My love matter any more? or it's just a financial thing?
August 16, 2008 5:36am CST
Well this age old question baffles even the most or experienced person in this world.. Love and money is there a line or they just go hand in hand?. As men we provide for our women and our woman would do the same? depends on who she is and what she wants out of a relationship....it goes both ways you may want to believe but not always the case. Right now I'm in a relationship where my lady is a demanding individual more like her way the high-way..tough woman..but always in search of better quality of life and what lies below more money..This year I'm working 7 days 2 jobs and a third which is my art..how much more can one ask for..i don't mind working hard but i find the problem in our lives is that i feel like her employee and she feels the same way about me..what gives? i hate the fact i owe her money when I pay almost all the major bills of the house.. she moved in with me..only thing she paying for is the cell bill and food..mind you she bought me clothes and shoes but we do that naturally in any relationship. Any one out there have similar problems..because our relationship is at an end she wants to move out..fine God bless her and i wish her the best.
3 people like this
• United States
16 Aug 08
If your working that much. And paying all the bills. Then maybe the problem is you don't see each other. I told my one boyfriend if it came to money or time with each other hello noodles it is. lol. I would sooner go wothout something then the man I love. You can't build a relationship on money. I mean really who would have the baby? The dollar or the penny? lol just a joke. But you need time for each other. She is looking for Quantity not Quality. I had a man like that. It cost me a lot of money and heart ache. And after he desided that we needed to see other people. As I was tired and broke. Now I own my own home which I got by myself and I feel way better. I'm still broke but happy. I have a friend and we go to dinner. Movies and other things. But no one will ever get me to hand over my money again. And they can't live with me. Unless they marry me. Well I'm at the age where I'm not changing. lol. I wish you the best.
• United States
17 Aug 08
When you are living together, financial arrangements should be worked out at the beginning. In your case, it sounds as if there is an imbalance. When I was with my youngest daughters dad....he also paid most of the bills. He earned much more than I did and I had 3 children from previous marriage to provide for as well. Whenever I did get overtime or the rare child support check, I of course felt obligated to hand it over to him.

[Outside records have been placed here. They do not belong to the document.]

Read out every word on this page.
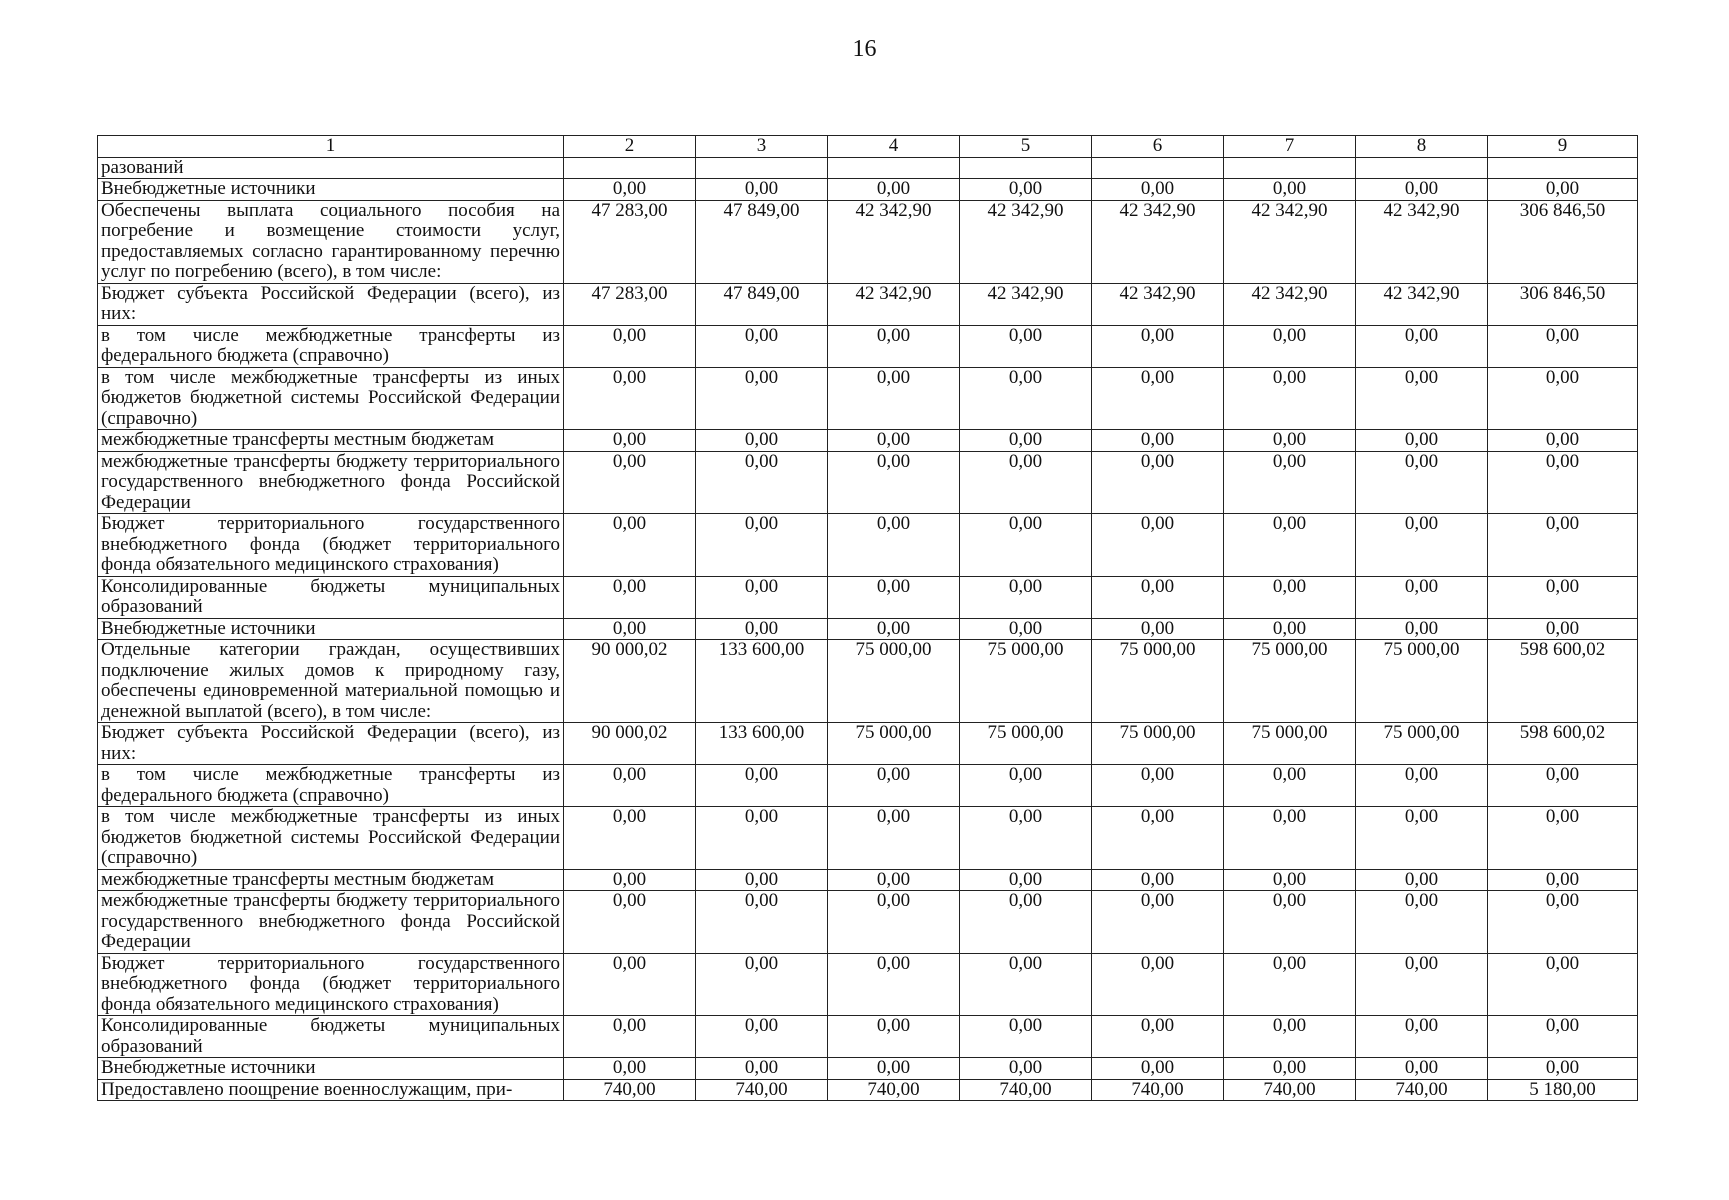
16
1	2	3	4	5	6	7	8	9
разований								
Внебюджетные источники	0,00	0,00	0,00	0,00	0,00	0,00	0,00	0,00
Обеспечены выплата социального пособия на погребение и возмещение стоимости услуг, предоставляемых согласно гарантированному перечню услуг по погребению (всего), в том числе:	47 283,00	47 849,00	42 342,90	42 342,90	42 342,90	42 342,90	42 342,90	306 846,50
Бюджет субъекта Российской Федерации (всего), из них:	47 283,00	47 849,00	42 342,90	42 342,90	42 342,90	42 342,90	42 342,90	306 846,50
в том числе межбюджетные трансферты из федерального бюджета (справочно)	0,00	0,00	0,00	0,00	0,00	0,00	0,00	0,00
в том числе межбюджетные трансферты из иных бюджетов бюджетной системы Российской Федерации (справочно)	0,00	0,00	0,00	0,00	0,00	0,00	0,00	0,00
межбюджетные трансферты местным бюджетам	0,00	0,00	0,00	0,00	0,00	0,00	0,00	0,00
межбюджетные трансферты бюджету территориального государственного внебюджетного фонда Российской Федерации	0,00	0,00	0,00	0,00	0,00	0,00	0,00	0,00
Бюджет территориального государственного внебюджетного фонда (бюджет территориального фонда обязательного медицинского страхования)	0,00	0,00	0,00	0,00	0,00	0,00	0,00	0,00
Консолидированные бюджеты муниципальных образований	0,00	0,00	0,00	0,00	0,00	0,00	0,00	0,00
Внебюджетные источники	0,00	0,00	0,00	0,00	0,00	0,00	0,00	0,00
Отдельные категории граждан, осуществивших подключение жилых домов к природному газу, обеспечены единовременной материальной помощью и денежной выплатой (всего), в том числе:	90 000,02	133 600,00	75 000,00	75 000,00	75 000,00	75 000,00	75 000,00	598 600,02
Бюджет субъекта Российской Федерации (всего), из них:	90 000,02	133 600,00	75 000,00	75 000,00	75 000,00	75 000,00	75 000,00	598 600,02
в том числе межбюджетные трансферты из федерального бюджета (справочно)	0,00	0,00	0,00	0,00	0,00	0,00	0,00	0,00
в том числе межбюджетные трансферты из иных бюджетов бюджетной системы Российской Федерации (справочно)	0,00	0,00	0,00	0,00	0,00	0,00	0,00	0,00
межбюджетные трансферты местным бюджетам	0,00	0,00	0,00	0,00	0,00	0,00	0,00	0,00
межбюджетные трансферты бюджету территориального государственного внебюджетного фонда Российской Федерации	0,00	0,00	0,00	0,00	0,00	0,00	0,00	0,00
Бюджет территориального государственного внебюджетного фонда (бюджет территориального фонда обязательного медицинского страхования)	0,00	0,00	0,00	0,00	0,00	0,00	0,00	0,00
Консолидированные бюджеты муниципальных образований	0,00	0,00	0,00	0,00	0,00	0,00	0,00	0,00
Внебюджетные источники	0,00	0,00	0,00	0,00	0,00	0,00	0,00	0,00
Предоставлено поощрение военнослужащим, при-	740,00	740,00	740,00	740,00	740,00	740,00	740,00	5 180,00
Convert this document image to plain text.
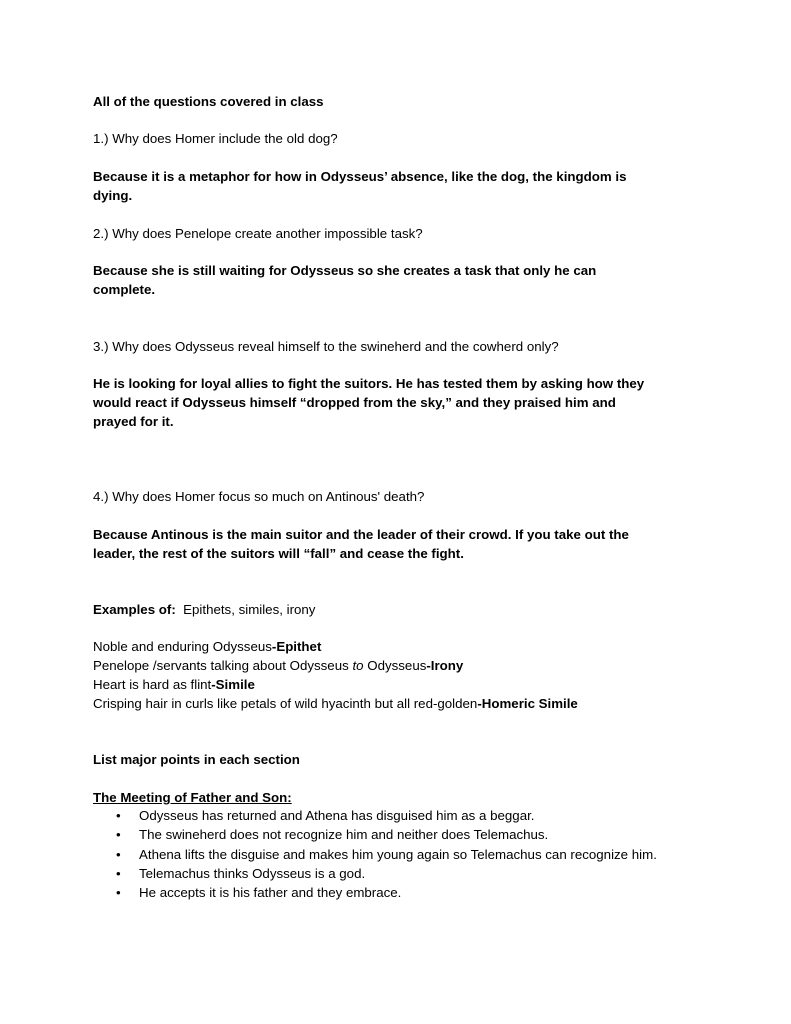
All of the questions covered in class
1.) Why does Homer include the old dog?
Because it is a metaphor for how in Odysseus’ absence, like the dog, the kingdom is
dying.
2.) Why does Penelope create another impossible task?
Because she is still waiting for Odysseus so she creates a task that only he can
complete.
3.) Why does Odysseus reveal himself to the swineherd and the cowherd only?
He is looking for loyal allies to fight the suitors. He has tested them by asking how they
would react if Odysseus himself “dropped from the sky,” and they praised him and
prayed for it.
4.) Why does Homer focus so much on Antinous' death?
Because Antinous is the main suitor and the leader of their crowd. If you take out the
leader, the rest of the suitors will “fall” and cease the fight.
Examples of: Epithets, similes, irony
Noble and enduring Odysseus-Epithet
Penelope /servants talking about Odysseus to Odysseus-Irony
Heart is hard as flint-Simile
Crisping hair in curls like petals of wild hyacinth but all red-golden-Homeric Simile
List major points in each section
The Meeting of Father and Son:
• Odysseus has returned and Athena has disguised him as a beggar.
• The swineherd does not recognize him and neither does Telemachus.
• Athena lifts the disguise and makes him young again so Telemachus can recognize him.
• Telemachus thinks Odysseus is a god.
• He accepts it is his father and they embrace.
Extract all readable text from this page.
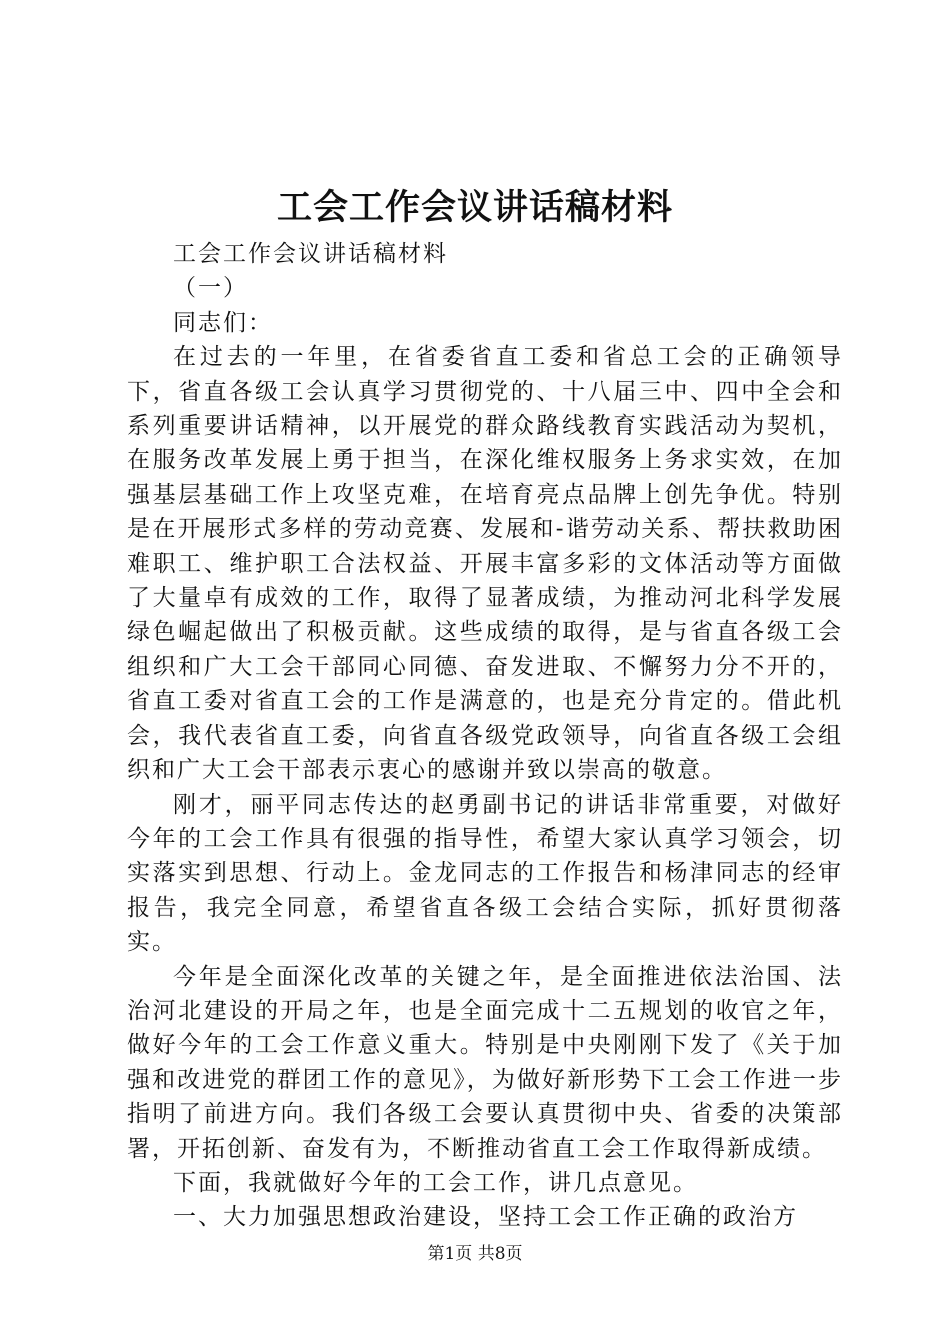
工会工作会议讲话稿材料

工会工作会议讲话稿材料

（一）

同志们：

在过去的一年里，在省委省直工委和省总工会的正确领导下，省直各级工会认真学习贯彻党的、十八届三中、四中全会和系列重要讲话精神，以开展党的群众路线教育实践活动为契机，在服务改革发展上勇于担当，在深化维权服务上务求实效，在加强基层基础工作上攻坚克难，在培育亮点品牌上创先争优。特别是在开展形式多样的劳动竞赛、发展和-谐劳动关系、帮扶救助困难职工、维护职工合法权益、开展丰富多彩的文体活动等方面做了大量卓有成效的工作，取得了显著成绩，为推动河北科学发展绿色崛起做出了积极贡献。这些成绩的取得，是与省直各级工会组织和广大工会干部同心同德、奋发进取、不懈努力分不开的，省直工委对省直工会的工作是满意的，也是充分肯定的。借此机会，我代表省直工委，向省直各级党政领导，向省直各级工会组织和广大工会干部表示衷心的感谢并致以崇高的敬意。

刚才，丽平同志传达的赵勇副书记的讲话非常重要，对做好今年的工会工作具有很强的指导性，希望大家认真学习领会，切实落实到思想、行动上。金龙同志的工作报告和杨津同志的经审报告，我完全同意，希望省直各级工会结合实际，抓好贯彻落实。

今年是全面深化改革的关键之年，是全面推进依法治国、法治河北建设的开局之年，也是全面完成十二五规划的收官之年，做好今年的工会工作意义重大。特别是中央刚刚下发了《关于加强和改进党的群团工作的意见》，为做好新形势下工会工作进一步指明了前进方向。我们各级工会要认真贯彻中央、省委的决策部署，开拓创新、奋发有为，不断推动省直工会工作取得新成绩。

下面，我就做好今年的工会工作，讲几点意见。

一、大力加强思想政治建设，坚持工会工作正确的政治方

第1页 共8页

He had more spending money than I did ...always but then again, he earned it. He was also pretty good about making sure that I didn't go without anything I needed. I did not expect to gain financially from living with him and no one should. Why is it that you are paying all the major bills and still feel as if you "owe" her. It does not sound as if you owe her a thing. If she wants more than you are comfortable giving, then she should go out and get a 2nd job.
• United States
16 Aug 08
really it doesnt sound like love of the heart but of the pocket book. you shouldnt have to work that much. love means wanting to be together. if you are working that hard then when is the time to enjoy each other. granted alot of us have to work hard to make ends meet but if you slow down on wants you find that you are happier if you are with the one you love watching a movie at home then going out to a nice dinner and movie. use to my husband and i both worked 50 plus hours each and alot of times different hours. well we decided that we would rather be togehter and so we figured we didnt need to live in the big city that country living was nice and cheaper. we figured we didnt have to go out to eat all the time. we didnt have to go shopping. you can make good meals from chicken didnt have to have steak. little things that added up to a big difference int he money we were spending. we figured hmmmm one works 40 hours a week and the other stays home and does part time work we do just fine and are happier.